Berlin, Deutschland (Kulturexpresso). Das afrikanische Essensfest Berlin heißt original African Food Festival Berlin (AFFB). In Berlin führt der Weg nach Afrika übers Englische. Berlin ist eben keine Insel (mehr). Warum sollte das AFFB eine (tropische) Insel sein? A tropical island? Auch wenn wir alle verglobalisiert werden, oder nun aufgrund des Trumpschen Rückzugs aus G7 ja jetzt irgendwie doch nicht, verstehen die meisten Deutschen deutsch noch am besten. Schon klar, Weltsprache englisch. Die Filmfestivals Berlinale und SEEFF führen englisch als Festivalsprache genau wie manch andere Hauptstadtveranstaltungen (z.B. „Writing in Migration)“.

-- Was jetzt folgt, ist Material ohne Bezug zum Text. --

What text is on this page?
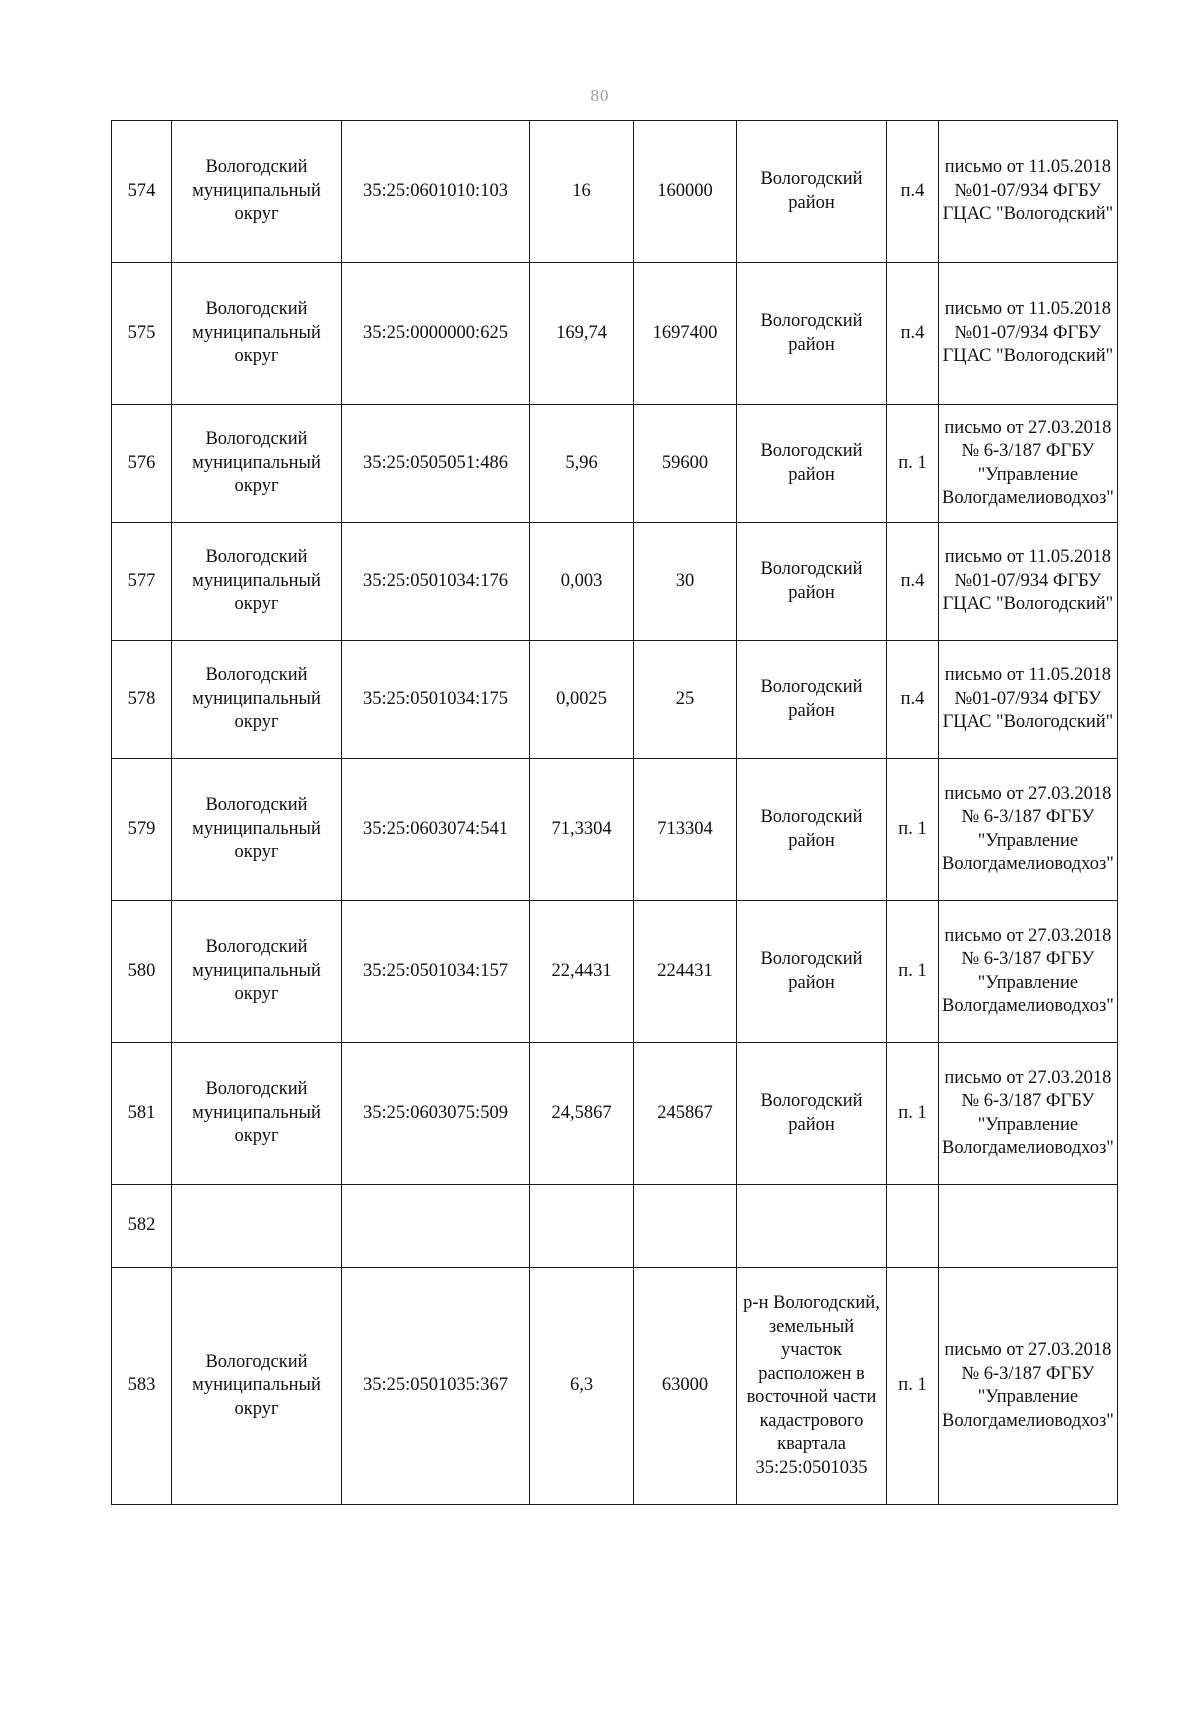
80
574	Вологодский муниципальный округ	35:25:0601010:103	16	160000	Вологодский район	п.4	письмо от 11.05.2018 №01-07/934 ФГБУ ГЦАС "Вологодский"
575	Вологодский муниципальный округ	35:25:0000000:625	169,74	1697400	Вологодский район	п.4	письмо от 11.05.2018 №01-07/934 ФГБУ ГЦАС "Вологодский"
576	Вологодский муниципальный округ	35:25:0505051:486	5,96	59600	Вологодский район	п. 1	письмо от 27.03.2018 № 6-3/187 ФГБУ "Управление Вологдамелиоводхоз"
577	Вологодский муниципальный округ	35:25:0501034:176	0,003	30	Вологодский район	п.4	письмо от 11.05.2018 №01-07/934 ФГБУ ГЦАС "Вологодский"
578	Вологодский муниципальный округ	35:25:0501034:175	0,0025	25	Вологодский район	п.4	письмо от 11.05.2018 №01-07/934 ФГБУ ГЦАС "Вологодский"
579	Вологодский муниципальный округ	35:25:0603074:541	71,3304	713304	Вологодский район	п. 1	письмо от 27.03.2018 № 6-3/187 ФГБУ "Управление Вологдамелиоводхоз"
580	Вологодский муниципальный округ	35:25:0501034:157	22,4431	224431	Вологодский район	п. 1	письмо от 27.03.2018 № 6-3/187 ФГБУ "Управление Вологдамелиоводхоз"
581	Вологодский муниципальный округ	35:25:0603075:509	24,5867	245867	Вологодский район	п. 1	письмо от 27.03.2018 № 6-3/187 ФГБУ "Управление Вологдамелиоводхоз"
582							
583	Вологодский муниципальный округ	35:25:0501035:367	6,3	63000	р-н Вологодский, земельный участок расположен в восточной части кадастрового квартала 35:25:0501035	п. 1	письмо от 27.03.2018 № 6-3/187 ФГБУ "Управление Вологдамелиоводхоз"
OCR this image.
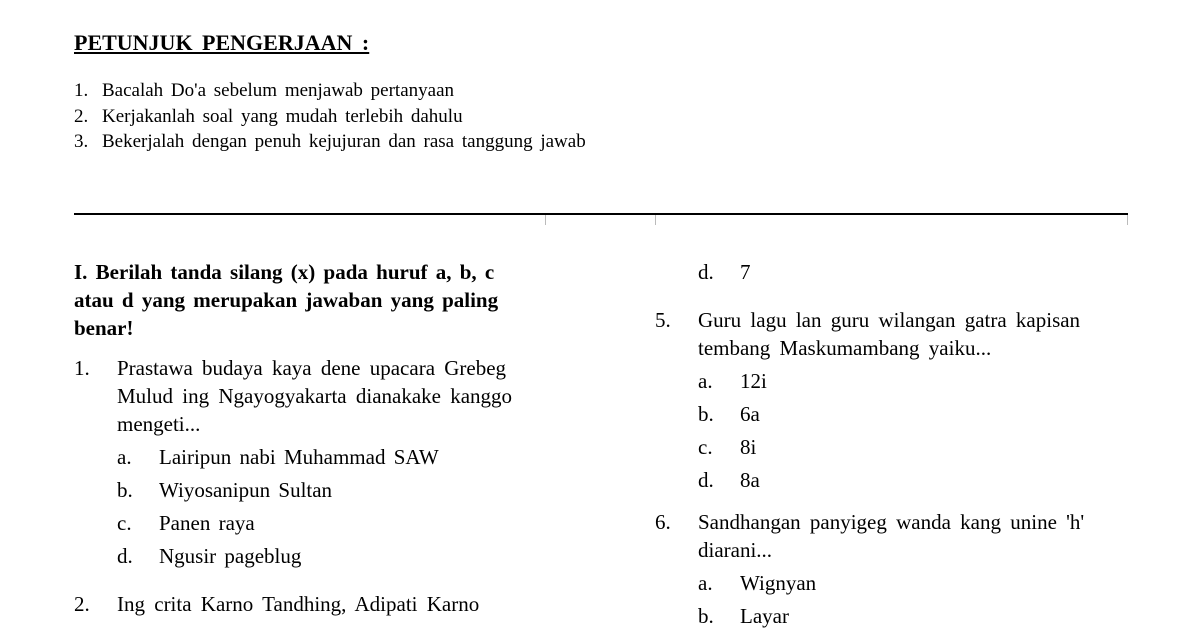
PETUNJUK PENGERJAAN :
1. Bacalah Do'a sebelum menjawab pertanyaan
2. Kerjakanlah soal yang mudah terlebih dahulu
3. Bekerjalah dengan penuh kejujuran dan rasa tanggung jawab
I. Berilah tanda silang (x) pada huruf a, b, c atau d yang merupakan jawaban yang paling benar!
1.	Prastawa budaya kaya dene upacara Grebeg Mulud ing Ngayogyakarta dianakake kanggo mengeti...
a.	Lairipun nabi Muhammad SAW
b.	Wiyosanipun Sultan
c.	Panen raya
d.	Ngusir pageblug
2.	Ing crita Karno Tandhing, Adipati Karno
d.	7
5.	Guru lagu lan guru wilangan gatra kapisan tembang Maskumambang yaiku...
a.	12i
b.	6a
c.	8i
d.	8a
6.	Sandhangan panyigeg wanda kang unine 'h' diarani...
a.	Wignyan
b.	Layar
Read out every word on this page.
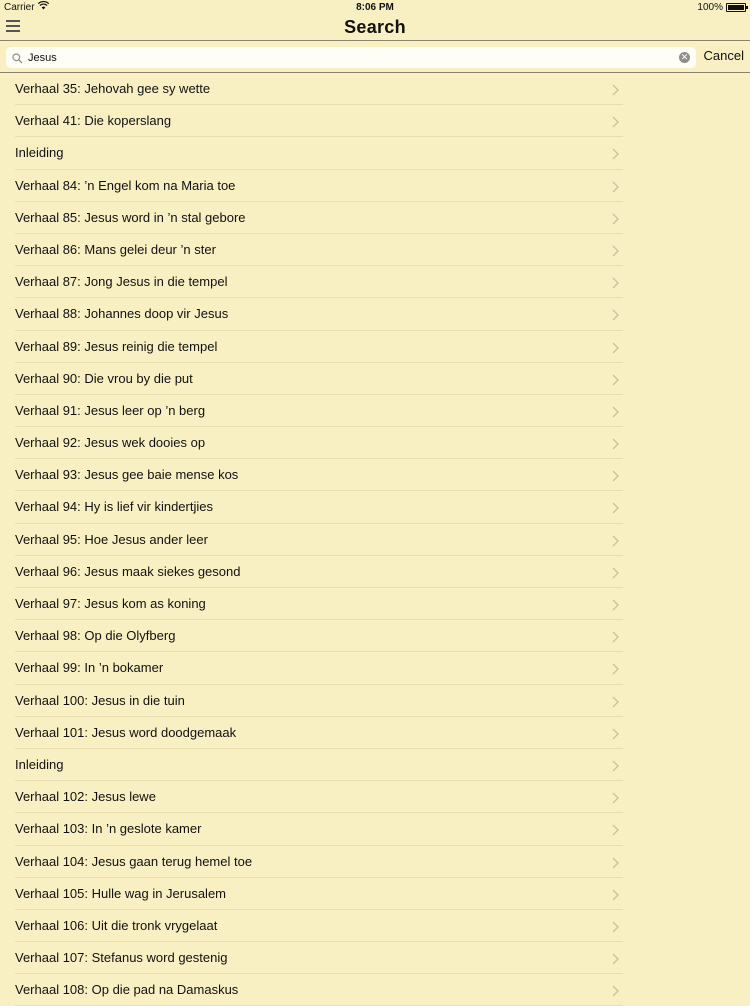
Carrier	8:06 PM	100%
Search
Jesus
✕ Cancel
Verhaal 35: Jehovah gee sy wette
Verhaal 41: Die koperslang
Inleiding
Verhaal 84: ’n Engel kom na Maria toe
Verhaal 85: Jesus word in ’n stal gebore
Verhaal 86: Mans gelei deur ’n ster
Verhaal 87: Jong Jesus in die tempel
Verhaal 88: Johannes doop vir Jesus
Verhaal 89: Jesus reinig die tempel
Verhaal 90: Die vrou by die put
Verhaal 91: Jesus leer op ’n berg
Verhaal 92: Jesus wek dooies op
Verhaal 93: Jesus gee baie mense kos
Verhaal 94: Hy is lief vir kindertjies
Verhaal 95: Hoe Jesus ander leer
Verhaal 96: Jesus maak siekes gesond
Verhaal 97: Jesus kom as koning
Verhaal 98: Op die Olyfberg
Verhaal 99: In ’n bokamer
Verhaal 100: Jesus in die tuin
Verhaal 101: Jesus word doodgemaak
Inleiding
Verhaal 102: Jesus lewe
Verhaal 103: In ’n geslote kamer
Verhaal 104: Jesus gaan terug hemel toe
Verhaal 105: Hulle wag in Jerusalem
Verhaal 106: Uit die tronk vrygelaat
Verhaal 107: Stefanus word gestenig
Verhaal 108: Op die pad na Damaskus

Natürlich hat die englische Sprache weltweit eine gewisse Dominanz erreicht. Doch feixen die Latinos seit den 80er Jahren, dass von Miami bis San Diego bald alles spanisch spricht. Die meisten Sprecher eines Volkes hat das Chinesische – und die Einwohnerzahl Indiens könnte bald, nachdem China die Ein-Kind-Politik jahrelang verfolgte, die Chinesen von ihrem Spitzenplatz ablösen. Auf die Sprachen gehen wir unten in einem eigenen Abschnitt ein, damit es einem wie Schuppen von den Augen fällt.
Kurz gesagt ist englisch eine Lingua franca für die (Exil-)Afrikaner. Für wenig Sprachbegabte ist englisch – auch unter Landsleuten – die Krücke, mit der man so gut laufen kann, dass deutsch bisweilen vernachlässigt wird. Berlin macht es ihnen leicht, nicht nur der Coffee ist aus Togo.
Anderseits führen die ausschließlich englischsprachigen Handzettel und Flyer dazu, dass deutschsprachige Berliner sich abgeschreckt fühlen oder schlicht nicht verstehen, was dort annonciert wird. Für Zweisprachigkeit mag ja auf einer postkartengroßen Werbung nicht viel Platz sein. Doch einladend und aufgeschlossen geht noch besser.
Eine Postleitzahl ist auf der Karte, die unter anderem im Babylon-Kino in Mitte auslag, auch nicht zu finden. Halten wir einfach mal fest: Es gibt Kommunikationshindernisse.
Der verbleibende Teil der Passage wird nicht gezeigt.